Le Petit Prince, chap. 21

Sunday, 15 September 2013

Domestic cat introgression in wildcat in Iberia

Oliveira, R., Godinho, R., Randi, E., Ferrand, N., & Alves, P. C. (2008). Molecular analysis of hybridisation between wild and domestic cats (Felis silvestris) in Portugal: implications for conservation. Conservation Genetics9(1): 1-11.

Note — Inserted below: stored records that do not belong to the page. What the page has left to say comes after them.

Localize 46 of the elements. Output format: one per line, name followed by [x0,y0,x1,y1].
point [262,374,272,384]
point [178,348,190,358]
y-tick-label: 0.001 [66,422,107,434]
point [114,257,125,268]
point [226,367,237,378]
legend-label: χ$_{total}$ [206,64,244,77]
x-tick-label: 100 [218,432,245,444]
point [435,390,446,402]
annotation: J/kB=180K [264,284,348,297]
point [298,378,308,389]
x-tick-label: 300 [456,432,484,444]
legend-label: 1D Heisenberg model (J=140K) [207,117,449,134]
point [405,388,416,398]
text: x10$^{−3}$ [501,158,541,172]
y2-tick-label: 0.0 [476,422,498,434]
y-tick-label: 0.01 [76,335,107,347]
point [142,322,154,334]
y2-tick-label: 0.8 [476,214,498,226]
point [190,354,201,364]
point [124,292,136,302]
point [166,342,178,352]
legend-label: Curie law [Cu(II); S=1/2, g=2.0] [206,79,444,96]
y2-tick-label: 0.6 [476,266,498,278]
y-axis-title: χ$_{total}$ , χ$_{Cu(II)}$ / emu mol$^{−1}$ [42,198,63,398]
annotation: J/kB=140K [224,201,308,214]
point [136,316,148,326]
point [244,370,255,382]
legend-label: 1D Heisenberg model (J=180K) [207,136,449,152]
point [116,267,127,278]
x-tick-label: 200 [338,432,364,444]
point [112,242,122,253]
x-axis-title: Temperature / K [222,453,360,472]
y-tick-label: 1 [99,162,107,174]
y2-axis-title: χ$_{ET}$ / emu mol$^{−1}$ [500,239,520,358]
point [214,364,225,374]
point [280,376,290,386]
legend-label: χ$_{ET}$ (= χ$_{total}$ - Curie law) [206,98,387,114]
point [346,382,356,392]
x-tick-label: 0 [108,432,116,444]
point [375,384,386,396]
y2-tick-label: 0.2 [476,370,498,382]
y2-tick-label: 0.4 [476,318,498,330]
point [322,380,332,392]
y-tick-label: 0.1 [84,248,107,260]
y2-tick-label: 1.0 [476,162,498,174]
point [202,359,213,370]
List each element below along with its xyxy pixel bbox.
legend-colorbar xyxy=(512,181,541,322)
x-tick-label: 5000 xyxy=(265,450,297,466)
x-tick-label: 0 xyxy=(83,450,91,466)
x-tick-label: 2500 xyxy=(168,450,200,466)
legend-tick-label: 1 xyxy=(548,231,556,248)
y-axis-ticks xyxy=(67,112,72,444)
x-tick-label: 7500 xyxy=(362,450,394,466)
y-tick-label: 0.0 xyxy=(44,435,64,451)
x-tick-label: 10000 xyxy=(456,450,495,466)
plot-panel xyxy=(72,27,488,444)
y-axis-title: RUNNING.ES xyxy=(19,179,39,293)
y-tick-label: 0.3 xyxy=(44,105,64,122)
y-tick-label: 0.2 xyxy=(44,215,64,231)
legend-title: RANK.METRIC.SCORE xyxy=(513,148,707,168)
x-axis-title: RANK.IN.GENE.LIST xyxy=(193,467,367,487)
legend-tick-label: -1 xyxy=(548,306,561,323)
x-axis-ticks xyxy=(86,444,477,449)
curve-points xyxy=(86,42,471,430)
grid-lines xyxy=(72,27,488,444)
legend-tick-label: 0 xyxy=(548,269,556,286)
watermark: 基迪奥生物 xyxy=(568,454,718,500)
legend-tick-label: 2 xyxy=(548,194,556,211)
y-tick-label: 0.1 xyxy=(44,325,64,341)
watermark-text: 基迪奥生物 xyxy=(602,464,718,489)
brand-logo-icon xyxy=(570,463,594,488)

The endangered European wildcat (Felis silvestris silvestris) is represented, today, by fragmented and declining populations whose genetic integrity is considered to be seriously threatened by crossbreeding with widespread free-ranging domestic cats. Extensive and recent hybridisation has been described in Hungary and Scotland, in contrast with rare introgression of domestic alleles in Italy and Germany. In Portugal, the wildcat is now listed as VULNERABLE in the Red Book of Portuguese Vertebrates. Nevertheless, genetic diversity of populations and the eventual interbreeding with domestic cats remain poorly studied. We surveyed genetic variation at 12 autosomal microsatellites for 34 wild and 64 domestic cats collected across Portugal. Wild and domestic cats were significantly differentiated both at allele frequencies and sizes (F ST=0.11, R ST = 0.18, P < 0.001). Population structure and admixture analyses performed using Bayesian approaches also showed evidence of two discrete groups clustering wild and domestic populations. Results did not show significant genetic divergence among Northern, Central and Southern wildcats. Six morphologically identified wildcats were significantly assigned to the domestic cluster, revealing some discrepancy between phenotypic and genetic identifications. We detected four hybrids (approximately 14%) using a consensus analysis of different Bayesian model-based software. These hybrids were identified throughout all sampled areas, suggesting that hybridisation is of major concern for the appropriate implementation of wildcat conservation strategies in Portugal.

Cross-breeding between wild and free-ranging domestic species is one of the main conservation problems for some threatened species. The situation of wildcats (Felis silvestris silvestris) in Europe is a good example of this critical phenomenon. Extensive hybridization was described in Hungary and Scotland, contrasting with occasional interbreeding in Italy and Germany. First analyses in Portugal revealed a clear genetic differentiation between wild and domestic cats; however, four hybrids were detected. Here, we extended the approach to Iberian Peninsula using multivariate and Bayesian analyses of multilocus genotypes for 44 Portuguese wildcats, 31 Spanish wildcats and 109 domestic cats. Globally, wild and domestic cats were significantly differentiated (F ST=0.20, p<0.001) and clustered into two discrete groups. Diverse clustering methods and assignment criteria identified an additional hybrid in Portugal, performing a total of five admixed individuals. The power of admixture analyses was assessed by simulating hybrid genotypes, which revealed that used microsatellites were able to detect 100, 91 and 85% of first-generation hybrids, second-generation genotypes and backcrosses, respectively. These findings suggest that the true proportion of admixture can be higher than the value estimated in this study and that the improvement of genetic tools for hybrids detection is crucial for wildcat conservation.